On several occasions, Annan has demanded explanations from the United States, which led the March 2003 invasion of Iraq and heads the occupation forces. But there are no new elements to share with the families, said Marie Heuzé, the Director of the UN Information Service in Geneva.

The UN paid homage to the victims in New York, Amman, and Geneva Thursday. The UN officials killed a year ago included the head of the world body’s mission to Iraq, UN High Commissioner for Human Rights Sergio Vieira de Mello, a Brazilian diplomat.

In his speech in the main ceremony, held at UN headquarters in Geneva with the presence of the families of victims and survivors of the attack, Annan said the bombing showed the UN and its staff that we "may have become in ourselves one of the main targets of political violence."

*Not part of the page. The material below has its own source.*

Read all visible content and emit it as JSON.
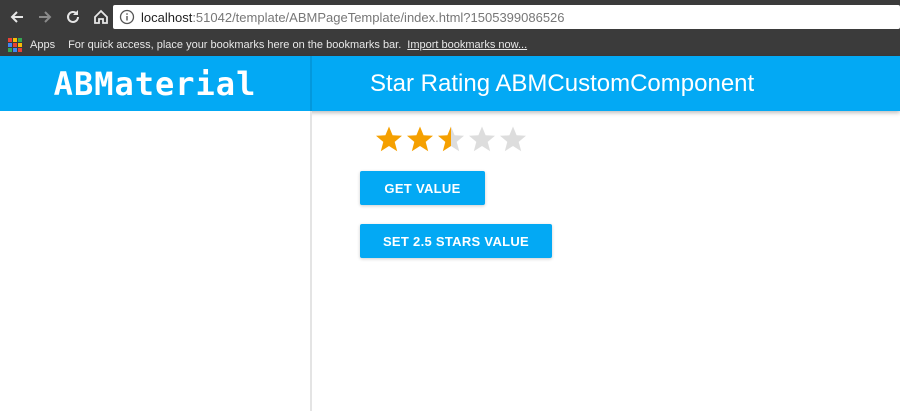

In the nearly 60 years since the UN was created, it has lost hundreds of staff members. Even after the Aug. 19, 2003 blast, 17 peacekeeping troops and civilian officials have been killed in Iraq.

However, the organization returned to Baghdad last week with a small group of officials, headed by Pakistani diplomat Ashraf Jehangir Qazi as Annan’s special representative for Iraq – the same post that Vieira de Mello held at the time of his death.

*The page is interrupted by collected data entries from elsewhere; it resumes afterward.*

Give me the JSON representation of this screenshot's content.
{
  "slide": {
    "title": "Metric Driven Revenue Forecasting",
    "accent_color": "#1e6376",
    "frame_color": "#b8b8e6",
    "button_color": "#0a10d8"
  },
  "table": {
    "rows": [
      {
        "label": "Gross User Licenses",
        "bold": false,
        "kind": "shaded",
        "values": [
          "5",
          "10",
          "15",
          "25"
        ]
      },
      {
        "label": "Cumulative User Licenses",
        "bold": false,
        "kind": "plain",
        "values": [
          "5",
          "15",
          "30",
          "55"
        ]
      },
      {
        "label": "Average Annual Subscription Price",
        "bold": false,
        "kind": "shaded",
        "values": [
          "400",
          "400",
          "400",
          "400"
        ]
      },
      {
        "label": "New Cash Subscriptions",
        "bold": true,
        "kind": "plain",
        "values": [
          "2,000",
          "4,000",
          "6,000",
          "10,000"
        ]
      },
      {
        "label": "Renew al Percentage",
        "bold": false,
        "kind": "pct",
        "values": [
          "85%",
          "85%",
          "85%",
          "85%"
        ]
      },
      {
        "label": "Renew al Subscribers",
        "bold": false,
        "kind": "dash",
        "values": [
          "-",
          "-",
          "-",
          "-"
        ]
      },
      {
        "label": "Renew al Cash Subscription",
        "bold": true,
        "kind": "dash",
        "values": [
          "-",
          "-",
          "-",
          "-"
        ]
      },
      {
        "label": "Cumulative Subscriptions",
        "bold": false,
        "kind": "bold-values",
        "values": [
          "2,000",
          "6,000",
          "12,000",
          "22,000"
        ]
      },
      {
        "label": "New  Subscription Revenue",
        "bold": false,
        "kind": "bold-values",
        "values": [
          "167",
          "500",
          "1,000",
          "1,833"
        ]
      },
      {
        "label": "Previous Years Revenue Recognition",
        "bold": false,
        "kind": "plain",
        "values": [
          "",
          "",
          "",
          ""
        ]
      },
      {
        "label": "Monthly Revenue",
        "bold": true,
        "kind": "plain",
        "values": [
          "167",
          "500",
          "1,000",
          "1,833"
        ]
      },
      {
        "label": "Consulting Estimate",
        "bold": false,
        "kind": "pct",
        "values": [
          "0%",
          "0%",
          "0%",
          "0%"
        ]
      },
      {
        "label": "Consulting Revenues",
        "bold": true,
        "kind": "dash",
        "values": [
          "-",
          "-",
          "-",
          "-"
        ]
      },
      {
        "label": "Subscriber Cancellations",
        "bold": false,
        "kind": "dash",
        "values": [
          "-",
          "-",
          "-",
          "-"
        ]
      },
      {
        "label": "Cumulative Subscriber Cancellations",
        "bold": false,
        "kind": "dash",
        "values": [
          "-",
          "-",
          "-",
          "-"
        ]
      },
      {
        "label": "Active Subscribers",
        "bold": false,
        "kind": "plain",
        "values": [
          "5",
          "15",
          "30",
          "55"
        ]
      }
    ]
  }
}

Most of the activities of the UN Assistance Mission for Iraq (UNAMI) are carried out in the UN offices in Larnaca, Cyprus, Amman, Jordan, and Kuwait.

The UN humanitarian agencies conduct their activities by means of Iraqi staff, with only sporadic, discreet visits to Iraq by their officials.

The Red Cross operates in a similar manner in its work providing assistance to the victims of the war and on its visits to the prisons where abuses against Iraqi detainees have been documented.

The new UN mission to Iraq will have the same mandate, based on UN Security Council resolution 1483, that was held by the mission headed by Vieira de Mello.

On the occasion of the first anniversary of the attack, several sources have revealed Vieira de Mello’s criticism of the UN mandate and of the U.S.-led war on Iraq.

Annick Stevenson, spokeswoman for the UN Office of the High Commissioner for Human Rights, said Vieira de Mello himself, who was sent to Baghdad in May 2003, referred to "the particularly ‘hazy and ambiguous’ nature of the mandate outlined in Security Council resolution 1483."

A week ago, that mandate was extended for one year.

Stevenson’s statement appears in a book that she co-authored with George Gordon-Lennox, a retired UN Office of the High Commissioner for Refugees official and an activist with Reporters Without Borders.

The book, Sergio Vieira de Mello: An Exceptional Man, was launched this week in Geneva in French and English, by Editions du Tricorne.

The authors say that, "On several occasions, including during a meeting in the White House with President George W. Bush in March 2003, he never hesitated to remind the United States of their obligations" to uphold and respect the law in the "war on terrorism."

"All the arguments and justifications in the world can never make me accept the idea of a legal black hole in Guantanamo Bay," the Brazilian diplomat said later, referring to the detainees held without legal status or charges in the prison in the U.S. naval base in Guantanamo, Cuba.

The book also states that Vieira de Mello did not want to go to Iraq, did not support the presence of occupying troops in that country and did not feel the war was justified.

"Sergio was profoundly shocked by and had a visceral reaction to seeing foreign soldiers on the streets of Baghdad. He tried to imagine how he would feel if he saw the same scene on the streets of his hometown, Rio," said Jonathan Prentice, Vieira de Mello’s executive assistant, who was quoted by the authors.

Annan himself, in his address to the ceremony commemorating the victims, referred to the conflict as "a war that I genuinely thought could have been avoided."